Я кивнул и облокотился о перила моста. От воды, бегущей в каменном русле Большого канала, тянуло слегка гнилостной сыростью, но дышать здешним воздухом всё равно было приятнее, нежели окунуться в уже начинающую подниматься над мостовыми и быстро нагревающуюся в солнечных лучах пыль.
— А вы тоже новичок или...
Захотелось улыбнуться. Я так и поступил бы, если бы по вопросу Роллены можно было понять, какой ответ устраивает её больше, однако трудность состояла в том, что сама вопрошающая никак не могла определиться со своими предпочтениями. А действительно, кого, к примеру, я бы предпочёл видеть рядом с собой в столь ответственный момент, новичка или ветерана? С одной стороны, обладающий примерно таким же, как и ты, опытом кажется более удобным напарником, с другой — неминуемо станет соперником. Что же касается знатока своего дела, тот может или загубить твою намечающуюся карьеру, или исподволь чему-то тебя научить. Оба варианта имеют свои недостатки и достоинства, это верно. Только выбирать-то нужнее сейчас мне, нежели Роллене!
— Я не служил в Опоре, если вы об этом, дуве.
Она кивнула, надеюсь, правильно оценив мою уловку. Нет никакого смысла представляться новичком, поскольку любая случайность способна выявить мою невольную ложь, корчить же из себя ветерана вовсе смешно и глупо. К тому же пока неизвестно, какие чувства питает сама девушка к будущим возможных сослуживцам, а сразу нарываться на настороженную ненависть мне не с руки.
— Но знаете, что и как?
— Пожалуй.
Роллена перевела сосредоточенный взгляд на воду, словно собиралась пересчитывать пробегающие под мост волны, и, неожиданно покраснев, спросила:
— Как вы думаете, мне стоило одеться иначе?
Иначе?

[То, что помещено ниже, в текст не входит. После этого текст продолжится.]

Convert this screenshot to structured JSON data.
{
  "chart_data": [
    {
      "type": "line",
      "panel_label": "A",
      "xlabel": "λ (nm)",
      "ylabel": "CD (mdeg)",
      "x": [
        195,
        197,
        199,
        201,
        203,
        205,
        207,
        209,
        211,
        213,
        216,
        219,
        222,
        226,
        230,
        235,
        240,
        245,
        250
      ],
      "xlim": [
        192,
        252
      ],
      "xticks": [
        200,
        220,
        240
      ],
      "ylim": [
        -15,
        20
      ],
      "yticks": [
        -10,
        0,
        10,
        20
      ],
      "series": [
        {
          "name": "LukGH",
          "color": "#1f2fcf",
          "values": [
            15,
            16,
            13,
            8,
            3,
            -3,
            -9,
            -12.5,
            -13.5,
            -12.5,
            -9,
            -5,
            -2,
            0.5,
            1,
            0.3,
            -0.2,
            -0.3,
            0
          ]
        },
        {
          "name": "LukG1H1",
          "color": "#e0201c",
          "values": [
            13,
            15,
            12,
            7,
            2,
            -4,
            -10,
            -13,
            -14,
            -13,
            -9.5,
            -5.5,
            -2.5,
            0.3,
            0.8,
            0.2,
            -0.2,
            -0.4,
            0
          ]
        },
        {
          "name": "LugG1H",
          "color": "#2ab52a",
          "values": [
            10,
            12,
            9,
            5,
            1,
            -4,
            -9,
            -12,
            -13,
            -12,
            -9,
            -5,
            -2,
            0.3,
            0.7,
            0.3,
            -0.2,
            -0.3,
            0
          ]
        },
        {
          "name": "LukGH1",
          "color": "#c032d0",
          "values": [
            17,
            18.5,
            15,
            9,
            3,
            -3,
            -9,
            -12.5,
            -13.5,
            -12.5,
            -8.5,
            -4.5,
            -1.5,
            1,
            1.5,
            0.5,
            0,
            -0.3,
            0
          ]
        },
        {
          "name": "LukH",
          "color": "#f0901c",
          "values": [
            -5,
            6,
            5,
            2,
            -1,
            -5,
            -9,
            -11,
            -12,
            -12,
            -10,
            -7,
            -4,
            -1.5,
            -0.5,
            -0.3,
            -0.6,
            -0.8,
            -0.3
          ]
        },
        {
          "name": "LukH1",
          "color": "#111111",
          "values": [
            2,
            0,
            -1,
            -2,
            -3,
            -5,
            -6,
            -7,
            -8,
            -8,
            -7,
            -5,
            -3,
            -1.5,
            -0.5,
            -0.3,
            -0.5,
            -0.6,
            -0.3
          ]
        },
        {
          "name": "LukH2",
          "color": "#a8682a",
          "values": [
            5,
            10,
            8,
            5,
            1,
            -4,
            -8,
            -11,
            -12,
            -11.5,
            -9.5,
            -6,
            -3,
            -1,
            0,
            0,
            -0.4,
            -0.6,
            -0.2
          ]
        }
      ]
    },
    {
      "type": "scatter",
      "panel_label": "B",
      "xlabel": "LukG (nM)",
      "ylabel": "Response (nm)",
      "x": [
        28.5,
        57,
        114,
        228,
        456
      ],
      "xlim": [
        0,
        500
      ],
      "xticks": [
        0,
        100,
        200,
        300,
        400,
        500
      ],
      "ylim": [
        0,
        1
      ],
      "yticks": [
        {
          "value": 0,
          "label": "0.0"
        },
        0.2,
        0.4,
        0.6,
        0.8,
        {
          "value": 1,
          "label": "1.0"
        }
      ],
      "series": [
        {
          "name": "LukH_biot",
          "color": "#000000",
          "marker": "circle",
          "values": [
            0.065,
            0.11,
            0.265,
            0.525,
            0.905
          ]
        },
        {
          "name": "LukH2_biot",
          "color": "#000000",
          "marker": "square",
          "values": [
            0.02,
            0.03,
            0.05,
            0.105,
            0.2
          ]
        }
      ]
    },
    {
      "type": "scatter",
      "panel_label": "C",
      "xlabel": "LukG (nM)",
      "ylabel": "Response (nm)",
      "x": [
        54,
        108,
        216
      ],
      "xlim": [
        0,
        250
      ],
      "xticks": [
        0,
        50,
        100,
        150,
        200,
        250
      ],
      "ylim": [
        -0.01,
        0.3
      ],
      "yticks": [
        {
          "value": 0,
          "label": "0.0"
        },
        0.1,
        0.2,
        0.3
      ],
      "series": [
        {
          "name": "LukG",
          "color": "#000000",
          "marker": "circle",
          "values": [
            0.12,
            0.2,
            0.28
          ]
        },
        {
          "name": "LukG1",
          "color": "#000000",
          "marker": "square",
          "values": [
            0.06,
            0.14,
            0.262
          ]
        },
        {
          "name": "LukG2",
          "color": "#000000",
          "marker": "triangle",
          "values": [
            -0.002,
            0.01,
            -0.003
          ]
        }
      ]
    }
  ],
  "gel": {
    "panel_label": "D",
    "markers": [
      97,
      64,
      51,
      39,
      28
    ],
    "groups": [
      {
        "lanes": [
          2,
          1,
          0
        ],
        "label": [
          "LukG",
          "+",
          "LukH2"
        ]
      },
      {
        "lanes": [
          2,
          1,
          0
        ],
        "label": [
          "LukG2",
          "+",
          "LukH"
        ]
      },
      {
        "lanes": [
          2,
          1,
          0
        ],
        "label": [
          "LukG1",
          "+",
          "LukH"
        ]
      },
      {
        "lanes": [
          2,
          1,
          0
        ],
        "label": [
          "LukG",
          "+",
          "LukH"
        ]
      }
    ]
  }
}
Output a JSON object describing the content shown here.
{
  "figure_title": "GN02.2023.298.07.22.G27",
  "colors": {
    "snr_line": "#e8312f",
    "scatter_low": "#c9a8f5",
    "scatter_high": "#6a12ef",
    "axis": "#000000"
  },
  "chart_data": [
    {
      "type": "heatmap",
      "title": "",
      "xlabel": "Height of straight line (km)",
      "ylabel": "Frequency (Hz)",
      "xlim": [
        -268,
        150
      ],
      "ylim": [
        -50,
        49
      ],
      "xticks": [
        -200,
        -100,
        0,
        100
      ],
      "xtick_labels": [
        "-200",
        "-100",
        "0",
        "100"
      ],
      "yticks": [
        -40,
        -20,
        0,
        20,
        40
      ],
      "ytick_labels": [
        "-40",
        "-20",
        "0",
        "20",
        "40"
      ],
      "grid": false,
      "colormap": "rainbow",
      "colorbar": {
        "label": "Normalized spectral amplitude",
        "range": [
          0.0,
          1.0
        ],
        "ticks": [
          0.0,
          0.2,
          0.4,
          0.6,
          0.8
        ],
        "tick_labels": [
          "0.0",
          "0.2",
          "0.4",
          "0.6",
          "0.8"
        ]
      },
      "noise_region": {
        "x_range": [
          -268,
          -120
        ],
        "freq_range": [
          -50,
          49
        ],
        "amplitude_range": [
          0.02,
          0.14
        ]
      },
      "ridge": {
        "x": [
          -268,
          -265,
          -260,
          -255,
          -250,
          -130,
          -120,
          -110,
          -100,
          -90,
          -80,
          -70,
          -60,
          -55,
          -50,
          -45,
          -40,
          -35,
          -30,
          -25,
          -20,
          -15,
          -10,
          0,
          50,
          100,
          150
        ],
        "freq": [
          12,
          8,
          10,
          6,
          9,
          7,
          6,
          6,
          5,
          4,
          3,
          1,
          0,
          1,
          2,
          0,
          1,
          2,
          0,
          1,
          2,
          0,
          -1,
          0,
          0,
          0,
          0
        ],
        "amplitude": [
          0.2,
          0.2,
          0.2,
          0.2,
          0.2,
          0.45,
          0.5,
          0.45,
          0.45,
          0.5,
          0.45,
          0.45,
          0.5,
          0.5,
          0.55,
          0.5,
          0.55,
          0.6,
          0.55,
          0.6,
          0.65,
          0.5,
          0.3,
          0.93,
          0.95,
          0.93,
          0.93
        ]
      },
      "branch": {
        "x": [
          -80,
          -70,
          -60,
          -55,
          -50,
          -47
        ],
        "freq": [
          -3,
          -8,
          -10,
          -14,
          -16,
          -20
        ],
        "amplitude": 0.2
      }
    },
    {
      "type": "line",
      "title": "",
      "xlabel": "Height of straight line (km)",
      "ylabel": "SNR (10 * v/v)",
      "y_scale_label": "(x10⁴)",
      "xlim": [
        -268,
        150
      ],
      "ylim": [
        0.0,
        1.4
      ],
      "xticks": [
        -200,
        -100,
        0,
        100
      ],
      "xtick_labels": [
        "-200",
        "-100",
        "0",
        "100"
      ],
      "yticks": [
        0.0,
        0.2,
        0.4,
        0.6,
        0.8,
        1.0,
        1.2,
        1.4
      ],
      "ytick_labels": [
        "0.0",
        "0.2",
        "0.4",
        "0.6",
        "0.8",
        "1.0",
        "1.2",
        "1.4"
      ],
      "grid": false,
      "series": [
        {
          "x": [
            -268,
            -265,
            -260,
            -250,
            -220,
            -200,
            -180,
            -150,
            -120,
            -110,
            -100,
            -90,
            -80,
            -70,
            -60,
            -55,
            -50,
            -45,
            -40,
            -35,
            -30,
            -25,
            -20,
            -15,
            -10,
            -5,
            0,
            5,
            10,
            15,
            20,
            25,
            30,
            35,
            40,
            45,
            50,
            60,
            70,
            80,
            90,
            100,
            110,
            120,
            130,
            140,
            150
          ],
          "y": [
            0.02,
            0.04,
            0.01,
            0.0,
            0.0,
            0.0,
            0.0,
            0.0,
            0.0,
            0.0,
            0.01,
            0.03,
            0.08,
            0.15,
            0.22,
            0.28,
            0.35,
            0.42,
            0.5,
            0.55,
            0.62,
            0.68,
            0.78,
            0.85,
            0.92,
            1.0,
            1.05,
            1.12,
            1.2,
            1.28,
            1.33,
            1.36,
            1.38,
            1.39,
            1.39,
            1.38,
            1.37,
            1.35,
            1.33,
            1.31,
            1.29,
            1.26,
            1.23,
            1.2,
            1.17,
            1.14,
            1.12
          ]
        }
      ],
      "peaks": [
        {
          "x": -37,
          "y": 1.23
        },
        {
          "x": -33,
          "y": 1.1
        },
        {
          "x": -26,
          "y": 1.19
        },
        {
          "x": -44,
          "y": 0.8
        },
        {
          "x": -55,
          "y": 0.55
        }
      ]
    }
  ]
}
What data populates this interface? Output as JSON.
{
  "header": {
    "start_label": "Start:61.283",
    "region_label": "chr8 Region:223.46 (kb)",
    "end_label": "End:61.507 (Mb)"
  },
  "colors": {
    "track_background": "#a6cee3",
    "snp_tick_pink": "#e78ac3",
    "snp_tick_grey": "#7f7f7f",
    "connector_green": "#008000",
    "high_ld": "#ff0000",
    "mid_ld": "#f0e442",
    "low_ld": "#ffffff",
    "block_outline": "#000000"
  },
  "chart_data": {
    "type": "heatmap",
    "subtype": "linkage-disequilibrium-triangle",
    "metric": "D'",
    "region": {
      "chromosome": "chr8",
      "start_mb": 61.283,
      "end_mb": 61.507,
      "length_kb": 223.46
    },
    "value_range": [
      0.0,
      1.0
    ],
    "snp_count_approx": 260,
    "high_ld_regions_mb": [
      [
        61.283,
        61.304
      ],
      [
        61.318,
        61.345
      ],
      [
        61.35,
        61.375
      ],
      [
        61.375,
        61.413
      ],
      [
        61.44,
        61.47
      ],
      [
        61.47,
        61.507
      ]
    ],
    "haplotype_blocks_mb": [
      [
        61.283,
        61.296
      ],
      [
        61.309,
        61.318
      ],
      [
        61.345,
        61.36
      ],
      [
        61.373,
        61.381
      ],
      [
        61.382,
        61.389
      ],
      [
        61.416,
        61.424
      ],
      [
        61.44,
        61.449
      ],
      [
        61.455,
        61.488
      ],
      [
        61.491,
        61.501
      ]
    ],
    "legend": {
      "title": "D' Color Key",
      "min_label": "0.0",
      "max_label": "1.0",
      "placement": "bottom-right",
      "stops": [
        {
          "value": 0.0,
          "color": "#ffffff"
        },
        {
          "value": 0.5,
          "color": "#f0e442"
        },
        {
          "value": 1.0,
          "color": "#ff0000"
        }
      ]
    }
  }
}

А чем плох кружевной лиф, в меру скромный и весьма уместный посреди летней жары? Чем плоха юбка с подолом на ладонь короче придворных нарядов, чтобы не мести мостовую? Нет, девочка, с одеждой у тебя всё в полном порядке.
— Может быть, нужно было... по-мужски?
Я качнул головой, стараясь выглядеть слегка негодующим:
— Вы женщина, дуве, очень красивая женщина, и даже думать не смейте рядиться в чужие наряды. Гордитесь тем, кто вы есть, и тогда мир тоже будет вами гордиться.
Она резко повернулась в мою сторону. Светлые брови удивлённо взлетели вверх и сразу же опустились, угрожающе сдвигаясь.
— Вы поэтому пришли сюда?
— Я пришёл сюда по улице, дуве.
— Вы прекрасно поняли, о чём я говорю, не притворяйтесь! Вам ведь захотелось посмотреть, верно?
В гневе Роллена всегда была хороша, насколько я помню, но полгода назад её голос ещё не обладал стальными нотками, а васильковые глаза не могли похвастать пронзительной глубиной грозовых туч.
— Посмотреть на что, дуве?
— На меня! И как, насмотрелись?
Признаться, ещё нет. Потому что смотрю и не узнаю свою старую знакомую. Прошло ведь всего ничего, несколько месяцев, ерунда по меркам не только вечности, а изменения налицо, причём в самом прямейшем из прямых смысле.
Раньше облик Роллены казался кукольным. Казалось бы, тонкость и правильность черт никуда не ушла, молочная белизна кожи и пухлость губ — всё осталось при своей хозяйке, но теперь можно было с уверенностью утверждать: тот, кто трудился над живой куклой, был настоящим мастером, потому что с лица девушки каким-то чудом сошла патина пустоты.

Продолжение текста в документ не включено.